Aguieira já sem restrições. Castelo de Bode com água suficiente para abastecer Lisboa mais um ano

Cinco barragens da EDP proibidas de produzir energia hidroelétrica, devido à seca, continuam sem poder operar, mas já há ganhos no armazenamento. Em Aguieira e Castelo de Bode, o nível da água subiu vários metros.

A Agência Portuguesa do Ambiente (APA) já levantou as restrições à albufeira de Aguieira, na zona do Mondego. A ordem foi dada na última semana, adiantou à TSF o vice-presidente da APA, José Pimenta Machado. Depois de janeiro e fevereiro terem sido os mais secos em Portugal desde que há registo, o Governo tinha, há três meses, dado ordens para suspender a produção hidroelétrica em cinco barragens do país e colocado limitações em várias albufeiras. O objetivo era garantir que não faltava água para o consumo humano. A situação de seca mantém-se preocupante, mas a medida permitiu, em algumas zonas do país, a recuperação de parte das reservas de água.

Alto Lindoso/Touvedo, Alto Rabagão, Vilar/Tabuaço, Cabril e Castelo de Bode foram as barragens da EDP que viram a produção de energia totalmente interrompida. Para já, os níveis de armazenamento de água permanecem abaixo do esperado para esta altura, pelo que a Agência Portuguesa do Ambiente não consegue prever quando será possível levantar as restrições.

"Só na bacia do Douro e do Mondego [onde os volumes de água armazenados são 80,7% e 91,7%, respetivamente] é que estamos acima da média. Nas restantes estamos muito abaixo da média, com destaque para a bacia do Lima [que se fica pelos 19,5%], Cávado [com 44,9%], Sado [55,1%], Mira [40,4%] e mesmo no Barlavento, em particular na barragem da Bravura [15,4%], temos níveis muito baixos", relata José Pimenta Machado.

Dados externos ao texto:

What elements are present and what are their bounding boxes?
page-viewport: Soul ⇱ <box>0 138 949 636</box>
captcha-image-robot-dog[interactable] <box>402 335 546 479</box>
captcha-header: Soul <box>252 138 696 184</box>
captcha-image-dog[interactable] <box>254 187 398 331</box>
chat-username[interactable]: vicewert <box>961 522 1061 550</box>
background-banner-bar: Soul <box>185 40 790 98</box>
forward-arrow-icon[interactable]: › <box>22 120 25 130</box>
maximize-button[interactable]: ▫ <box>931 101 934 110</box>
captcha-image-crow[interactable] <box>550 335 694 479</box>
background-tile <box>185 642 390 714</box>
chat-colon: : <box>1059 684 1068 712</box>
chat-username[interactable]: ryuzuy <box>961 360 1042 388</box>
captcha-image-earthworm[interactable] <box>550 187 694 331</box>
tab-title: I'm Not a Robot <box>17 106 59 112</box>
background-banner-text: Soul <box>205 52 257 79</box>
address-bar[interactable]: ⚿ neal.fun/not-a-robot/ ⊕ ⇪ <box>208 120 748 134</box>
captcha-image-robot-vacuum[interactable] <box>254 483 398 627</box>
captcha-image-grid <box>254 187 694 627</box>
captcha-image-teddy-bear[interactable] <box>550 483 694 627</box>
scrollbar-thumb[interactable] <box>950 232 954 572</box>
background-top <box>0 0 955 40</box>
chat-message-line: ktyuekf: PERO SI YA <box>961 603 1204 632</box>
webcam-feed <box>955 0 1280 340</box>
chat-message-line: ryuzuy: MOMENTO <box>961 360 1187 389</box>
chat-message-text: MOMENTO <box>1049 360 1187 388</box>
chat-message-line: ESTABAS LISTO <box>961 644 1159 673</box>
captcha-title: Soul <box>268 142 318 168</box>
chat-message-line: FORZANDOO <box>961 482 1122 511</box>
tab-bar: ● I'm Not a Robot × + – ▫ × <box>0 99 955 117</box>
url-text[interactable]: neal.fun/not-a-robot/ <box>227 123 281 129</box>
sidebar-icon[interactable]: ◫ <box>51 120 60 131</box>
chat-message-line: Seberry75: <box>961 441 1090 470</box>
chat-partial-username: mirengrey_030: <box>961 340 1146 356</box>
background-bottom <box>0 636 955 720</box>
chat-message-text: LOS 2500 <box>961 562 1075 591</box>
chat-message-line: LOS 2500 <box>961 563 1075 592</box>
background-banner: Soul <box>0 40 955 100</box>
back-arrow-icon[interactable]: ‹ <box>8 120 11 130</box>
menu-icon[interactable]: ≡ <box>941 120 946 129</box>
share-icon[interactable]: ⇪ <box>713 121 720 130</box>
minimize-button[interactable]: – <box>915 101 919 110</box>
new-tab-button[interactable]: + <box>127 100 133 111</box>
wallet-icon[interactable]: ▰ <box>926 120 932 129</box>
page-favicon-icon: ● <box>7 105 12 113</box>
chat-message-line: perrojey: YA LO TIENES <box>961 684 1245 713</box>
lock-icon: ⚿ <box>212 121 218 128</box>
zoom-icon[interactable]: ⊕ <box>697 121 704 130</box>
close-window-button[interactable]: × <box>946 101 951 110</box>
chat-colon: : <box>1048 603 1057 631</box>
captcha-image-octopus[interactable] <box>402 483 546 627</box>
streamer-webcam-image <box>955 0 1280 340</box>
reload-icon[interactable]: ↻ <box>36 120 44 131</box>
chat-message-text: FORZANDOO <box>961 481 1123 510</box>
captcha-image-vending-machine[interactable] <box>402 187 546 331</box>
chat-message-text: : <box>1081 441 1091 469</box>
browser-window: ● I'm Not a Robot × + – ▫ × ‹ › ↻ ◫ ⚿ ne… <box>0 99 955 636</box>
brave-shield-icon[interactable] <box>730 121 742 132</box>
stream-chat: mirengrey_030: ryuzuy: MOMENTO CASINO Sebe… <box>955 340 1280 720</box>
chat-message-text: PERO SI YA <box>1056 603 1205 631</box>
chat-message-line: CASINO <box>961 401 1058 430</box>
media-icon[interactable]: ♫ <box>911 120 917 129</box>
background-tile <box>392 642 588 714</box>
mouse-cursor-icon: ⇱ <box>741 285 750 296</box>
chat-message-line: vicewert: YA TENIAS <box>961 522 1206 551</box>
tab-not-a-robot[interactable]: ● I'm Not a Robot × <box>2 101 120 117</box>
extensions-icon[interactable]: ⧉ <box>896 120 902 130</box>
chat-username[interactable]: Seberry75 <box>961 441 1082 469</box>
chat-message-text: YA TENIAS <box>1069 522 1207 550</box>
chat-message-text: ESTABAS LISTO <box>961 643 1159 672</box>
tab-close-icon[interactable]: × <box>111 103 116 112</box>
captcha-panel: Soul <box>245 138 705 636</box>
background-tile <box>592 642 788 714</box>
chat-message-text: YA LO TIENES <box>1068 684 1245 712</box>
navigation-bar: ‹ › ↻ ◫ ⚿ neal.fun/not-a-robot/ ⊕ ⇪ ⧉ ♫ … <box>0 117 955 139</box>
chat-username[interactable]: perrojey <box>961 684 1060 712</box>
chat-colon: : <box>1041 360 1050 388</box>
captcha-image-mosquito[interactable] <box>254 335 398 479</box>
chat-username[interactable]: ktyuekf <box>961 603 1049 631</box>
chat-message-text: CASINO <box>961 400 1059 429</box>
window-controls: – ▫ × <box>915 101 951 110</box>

Ainda assim, há ganhos a registar. Em Castelo de Bode, por exemplo, a suspensão da atividade da barragem já permitiu elevar o nível da água em 10%, desde fevereiro. "Subiu mais de cinco metros. Toda essa subida permite assegurar mais um ano de consumo para toda a região de Lisboa", adianta o vice-presidente da APA.

Na albufeira da Aguieira, no Mondego, onde agora foram levantadas as limitações, o nível da água "subiu mais de sete metros" e, neste momento, a capacidade está praticamente a 100%. "São subidas muito significativas", nota.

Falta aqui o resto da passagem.